Jaguar is poised to give the green light to a shock new high-roof ‘crossover’ 4x4 that could replace the X-type and will be hot competition for the Mercedes R-class and BMW’s recently announced ‘SFC’ vehicle. The company is aware that the global car market – and especially the all-important US market – is seeing a shift towards cars that combine the utility of an MPV with four-wheel-drive and the slick lines of an upmarket estate. Based on conventional car-like monocoque structures, these vehicles also have more car-like ride and handling. Jag bosses realise that they cannot afford to miss another major new car trend after failing to take advantage of the diesel revolution and also missing out on the estate and 4x4 markets. US dealers are crying out for some kind of crossover from Jaguar. Over the past few years Saab’s US dealers were in a similar predicament, with around 40 per cent of customers leaving to buy 4x4s. GM’s answer was to rush out the 9-7X, an American-built off-roader. But this kind of compromise won’t be forced on Jaguar. For once, it is perfectly placed to meet market trends. It has all the components at its disposal to create a spacious, luxurious high-roof four-wheel-drive vehicle – with up to seven seats – and have it on the market by late 2007.

Jaguar boss Joe Greenwell recently admitted that he had asked design chief Ian Callum to look at possible approaches to the ‘crossover’ market. Jaguar is also struggling to make money selling the X-type in the US and knows that a family-oriented crossover would give a much better profit margin. Moreover, the X-type is based on a stand-alone set of components (which increases manufacturing costs) and by late 2007 will be seven years old. The Crossover would be an ideal replacement for the smallest Jag.

The kit of parts Jaguar engineers can draw on is known inside Ford as the EUCD platform, sometimes referred to as ‘C1 Plus’. The first product to be created from EUCD is Ford’s SAV – a car which was revealed earlier this month at the Geneva Show, and which is similar in concept to the new Jaguar. But it also expected to form the basis of future large Volvos (kicking off with the S80), the next Mondeo and Galaxy family, as well as at least two off-roaders. Next year Ford will begin work installing an EUCD production line in Jaguar’s Halewood factory, which will build the new Land Rover Freelander. EUCD is broken up into three main chunks each with their own name, and is the combined effort of Ford, Volvo and Land Rover engineers. Jaguar is perfectly placed to take advantage of the opportunities offered by this clever modular platform.

Jaguar sources have remained tight-lipped but officially Jag says: ‘Jaguar’s advanced design studio evaluates industry trends… which means looking at all areas of the market, including crossovers. However, there are no plans currently in place.’

At the moment, the effort going into the last stages of the new XK programme and the all-new S-type means that Jaguar’s engineers have their hands full. But the urgent need to enter this new market niche and the vast engineering effort being expended by other members of the Ford family means that the Jaguar crossover project could be completed much more quickly than normal. Much of the development work on the various ‘modules’ (such as the four-wheel-drive system) is already underway, if not already complete.
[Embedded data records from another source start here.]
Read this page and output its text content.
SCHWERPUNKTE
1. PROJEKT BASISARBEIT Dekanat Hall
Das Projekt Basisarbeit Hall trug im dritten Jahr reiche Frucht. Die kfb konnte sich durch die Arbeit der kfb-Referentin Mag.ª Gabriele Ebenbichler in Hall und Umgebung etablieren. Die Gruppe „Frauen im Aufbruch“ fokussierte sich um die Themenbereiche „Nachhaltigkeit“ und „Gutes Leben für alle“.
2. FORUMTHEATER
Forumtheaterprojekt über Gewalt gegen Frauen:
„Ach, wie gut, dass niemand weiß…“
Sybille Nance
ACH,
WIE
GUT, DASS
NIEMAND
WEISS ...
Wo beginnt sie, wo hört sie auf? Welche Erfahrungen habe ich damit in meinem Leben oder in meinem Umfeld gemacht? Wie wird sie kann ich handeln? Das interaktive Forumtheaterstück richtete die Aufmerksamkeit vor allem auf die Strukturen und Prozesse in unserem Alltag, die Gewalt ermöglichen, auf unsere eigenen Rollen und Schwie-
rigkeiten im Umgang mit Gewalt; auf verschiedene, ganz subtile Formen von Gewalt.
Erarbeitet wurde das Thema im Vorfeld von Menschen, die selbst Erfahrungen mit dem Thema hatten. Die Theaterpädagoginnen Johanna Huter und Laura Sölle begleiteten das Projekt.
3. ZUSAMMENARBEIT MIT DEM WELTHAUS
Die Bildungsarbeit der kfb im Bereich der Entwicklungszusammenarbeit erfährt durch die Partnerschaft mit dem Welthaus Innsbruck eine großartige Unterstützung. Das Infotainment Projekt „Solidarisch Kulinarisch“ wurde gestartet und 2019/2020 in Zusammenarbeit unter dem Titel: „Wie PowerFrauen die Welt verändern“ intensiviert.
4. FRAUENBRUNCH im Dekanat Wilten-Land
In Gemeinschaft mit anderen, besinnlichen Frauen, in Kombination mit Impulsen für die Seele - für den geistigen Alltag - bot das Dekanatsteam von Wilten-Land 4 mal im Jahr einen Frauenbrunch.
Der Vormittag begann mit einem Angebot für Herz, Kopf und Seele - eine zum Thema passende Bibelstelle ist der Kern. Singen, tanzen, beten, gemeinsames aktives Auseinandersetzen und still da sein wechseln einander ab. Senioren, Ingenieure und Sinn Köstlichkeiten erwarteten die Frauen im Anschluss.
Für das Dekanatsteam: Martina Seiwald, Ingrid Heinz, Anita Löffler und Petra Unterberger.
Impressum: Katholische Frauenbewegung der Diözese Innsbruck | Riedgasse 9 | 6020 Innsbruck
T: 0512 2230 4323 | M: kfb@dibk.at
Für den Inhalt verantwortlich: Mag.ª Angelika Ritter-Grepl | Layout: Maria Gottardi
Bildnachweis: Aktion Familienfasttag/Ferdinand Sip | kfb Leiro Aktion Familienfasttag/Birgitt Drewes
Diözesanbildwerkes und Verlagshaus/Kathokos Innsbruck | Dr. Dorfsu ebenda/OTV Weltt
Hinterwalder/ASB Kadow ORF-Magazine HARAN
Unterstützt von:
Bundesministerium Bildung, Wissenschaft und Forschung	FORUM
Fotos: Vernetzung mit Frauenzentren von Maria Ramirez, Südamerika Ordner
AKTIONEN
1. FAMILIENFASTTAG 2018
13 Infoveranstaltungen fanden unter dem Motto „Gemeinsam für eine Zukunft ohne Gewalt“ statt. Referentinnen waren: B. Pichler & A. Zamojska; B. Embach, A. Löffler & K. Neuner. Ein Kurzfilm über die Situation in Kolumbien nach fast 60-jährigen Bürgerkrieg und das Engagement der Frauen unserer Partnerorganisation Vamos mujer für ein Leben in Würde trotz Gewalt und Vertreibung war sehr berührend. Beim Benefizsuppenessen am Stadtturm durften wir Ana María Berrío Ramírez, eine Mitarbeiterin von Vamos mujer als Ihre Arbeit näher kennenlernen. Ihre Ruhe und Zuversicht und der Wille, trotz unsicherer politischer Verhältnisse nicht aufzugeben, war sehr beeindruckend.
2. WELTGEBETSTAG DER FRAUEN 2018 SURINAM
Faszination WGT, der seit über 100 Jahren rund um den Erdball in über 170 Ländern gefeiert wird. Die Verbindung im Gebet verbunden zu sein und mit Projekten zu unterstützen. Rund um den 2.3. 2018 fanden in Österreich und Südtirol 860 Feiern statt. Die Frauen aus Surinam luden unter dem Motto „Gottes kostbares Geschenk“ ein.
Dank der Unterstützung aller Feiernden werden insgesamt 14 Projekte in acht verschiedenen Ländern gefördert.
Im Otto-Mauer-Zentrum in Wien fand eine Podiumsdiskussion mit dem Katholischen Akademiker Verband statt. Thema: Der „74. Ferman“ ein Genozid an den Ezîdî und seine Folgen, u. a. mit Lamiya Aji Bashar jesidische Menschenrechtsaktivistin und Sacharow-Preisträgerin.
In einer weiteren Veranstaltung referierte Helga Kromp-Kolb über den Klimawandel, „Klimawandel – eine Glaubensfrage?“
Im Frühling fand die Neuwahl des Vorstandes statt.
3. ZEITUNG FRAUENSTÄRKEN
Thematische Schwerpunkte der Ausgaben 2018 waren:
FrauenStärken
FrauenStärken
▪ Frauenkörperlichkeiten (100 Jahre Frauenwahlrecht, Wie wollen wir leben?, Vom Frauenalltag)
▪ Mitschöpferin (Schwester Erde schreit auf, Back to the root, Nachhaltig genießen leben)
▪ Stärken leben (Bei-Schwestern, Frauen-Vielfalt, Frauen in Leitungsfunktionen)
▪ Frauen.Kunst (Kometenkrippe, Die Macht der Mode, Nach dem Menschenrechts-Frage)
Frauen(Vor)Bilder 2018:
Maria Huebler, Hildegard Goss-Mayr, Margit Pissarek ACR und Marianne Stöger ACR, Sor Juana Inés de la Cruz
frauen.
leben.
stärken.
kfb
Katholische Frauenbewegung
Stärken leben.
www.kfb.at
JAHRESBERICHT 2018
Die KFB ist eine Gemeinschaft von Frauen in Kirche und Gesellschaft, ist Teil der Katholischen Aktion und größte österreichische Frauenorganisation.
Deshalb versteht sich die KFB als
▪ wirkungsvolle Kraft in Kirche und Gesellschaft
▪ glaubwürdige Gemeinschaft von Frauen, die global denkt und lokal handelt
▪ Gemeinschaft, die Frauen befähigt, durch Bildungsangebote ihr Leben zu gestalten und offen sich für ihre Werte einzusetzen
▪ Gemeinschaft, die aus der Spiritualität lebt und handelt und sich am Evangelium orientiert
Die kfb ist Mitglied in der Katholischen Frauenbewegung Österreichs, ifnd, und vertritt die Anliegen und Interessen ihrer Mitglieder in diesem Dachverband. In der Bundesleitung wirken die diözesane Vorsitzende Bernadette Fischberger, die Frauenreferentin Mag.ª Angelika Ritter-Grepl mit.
Despite all this, Autocar has uncovered evidence that Jaguar has had an eye on the crossover market for some time. A Lexus RX300 was photographed last year entering Jaguar’s research and development centre (left) and shows signs of carrying test equipment (note the sensor strapped to the roof). The RX300 is generally regarded as one of the first crossovers, as it combined a car chassis (it’s based on a Toyota Camry) with four-wheel drive, chunky styling and raised seating position. Over a decade ago, Ford looked at building a Jaguar 4x4 based on the Ford Explorer. Although the result would have been mechanically the crudest Jaguar ever, it would have predated the massive 4x4 boom that changed the US market in the 1990s.